On 14 December, 1971, over 200 of East Pakistan's intellectuals including professors, journalists, doctors, artists, engineers, and writers were picked up from their homes in Dhaka by the Al-Badr militias and Pakistani Army. They were taken blindfolded to torture cells in Mirpur, Mohammadpur, Nakhalpara, Rajarbagh and other locations in different sections of the city. Later they were executed en masse, most notably at Rayerbazar and Mirpur. In memory of the martyred intellectuals, December 14 is mourned in Bangladesh as Shaheed Buddhijibi Dibosh ("Day of the Martyred Intellectuals").
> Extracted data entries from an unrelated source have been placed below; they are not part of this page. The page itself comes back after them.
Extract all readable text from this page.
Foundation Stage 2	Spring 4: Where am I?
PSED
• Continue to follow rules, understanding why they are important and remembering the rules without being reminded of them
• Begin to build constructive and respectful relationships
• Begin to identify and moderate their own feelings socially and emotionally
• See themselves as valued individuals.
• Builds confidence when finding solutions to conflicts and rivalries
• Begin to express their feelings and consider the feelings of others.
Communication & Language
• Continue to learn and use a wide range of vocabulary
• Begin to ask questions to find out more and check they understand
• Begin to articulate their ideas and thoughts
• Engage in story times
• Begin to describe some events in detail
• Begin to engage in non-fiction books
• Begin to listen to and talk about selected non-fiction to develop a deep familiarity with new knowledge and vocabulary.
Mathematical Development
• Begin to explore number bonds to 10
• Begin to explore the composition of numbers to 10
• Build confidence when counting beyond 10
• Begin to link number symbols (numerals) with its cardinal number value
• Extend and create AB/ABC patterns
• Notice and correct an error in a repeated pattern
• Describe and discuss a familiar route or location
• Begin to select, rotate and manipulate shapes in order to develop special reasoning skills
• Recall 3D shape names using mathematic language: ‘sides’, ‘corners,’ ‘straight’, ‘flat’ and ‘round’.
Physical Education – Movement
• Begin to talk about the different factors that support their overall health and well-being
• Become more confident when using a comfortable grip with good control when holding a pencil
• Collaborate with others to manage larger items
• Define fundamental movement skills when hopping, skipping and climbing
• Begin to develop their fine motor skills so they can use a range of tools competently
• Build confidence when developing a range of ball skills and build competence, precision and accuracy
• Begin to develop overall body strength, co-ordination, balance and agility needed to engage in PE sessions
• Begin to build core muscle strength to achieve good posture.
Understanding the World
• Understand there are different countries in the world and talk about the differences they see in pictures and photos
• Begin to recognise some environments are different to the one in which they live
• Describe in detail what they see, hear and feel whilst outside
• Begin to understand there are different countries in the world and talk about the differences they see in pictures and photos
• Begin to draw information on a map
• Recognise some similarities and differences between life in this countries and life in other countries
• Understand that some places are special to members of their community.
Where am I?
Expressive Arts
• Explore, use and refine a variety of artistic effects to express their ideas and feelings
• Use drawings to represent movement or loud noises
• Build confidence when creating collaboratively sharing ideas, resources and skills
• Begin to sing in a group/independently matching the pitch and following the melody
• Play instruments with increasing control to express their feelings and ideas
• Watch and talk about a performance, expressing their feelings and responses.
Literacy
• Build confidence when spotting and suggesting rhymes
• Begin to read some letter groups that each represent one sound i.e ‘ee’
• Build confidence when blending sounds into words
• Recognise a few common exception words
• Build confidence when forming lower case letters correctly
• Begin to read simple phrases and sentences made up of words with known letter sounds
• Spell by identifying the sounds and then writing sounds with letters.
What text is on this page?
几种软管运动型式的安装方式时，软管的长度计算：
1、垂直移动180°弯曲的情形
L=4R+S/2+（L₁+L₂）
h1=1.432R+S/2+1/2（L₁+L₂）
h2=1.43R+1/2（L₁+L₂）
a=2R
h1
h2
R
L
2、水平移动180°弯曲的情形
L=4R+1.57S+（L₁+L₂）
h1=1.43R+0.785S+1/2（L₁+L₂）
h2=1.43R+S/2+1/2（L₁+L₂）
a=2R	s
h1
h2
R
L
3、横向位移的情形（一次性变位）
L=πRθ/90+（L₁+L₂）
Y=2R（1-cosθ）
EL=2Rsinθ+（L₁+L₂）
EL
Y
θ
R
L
Even after the official ending of the war on December 16 there were reports of hostile fire from the armed Pakistani soldiers and their collaborators. In one such incident, notable film-maker Zahir Raihan was killed on January 30, 1972 in Mirpur, allegedly by the armed Beharis of Mirpur.
It is widely speculated that the killings of 14 December was orchestrated by Maj Gen Rao Farman Ali. After the liberation of Bangladesh a list of Bengali intellectuals (most of whom were executed on 14 Dec) was discovered in a page of his diary left behind at the Governor's House. The existence of such a list was confirmed by Ali himself although he denied the motive of genocide. The same was also confirmed by Altaf Gauhar, a former Pakistani bureaucrat. He mentioned an incidence in which Altaf requested Ali to delete a friend's name from the list and Ali did that in front of him.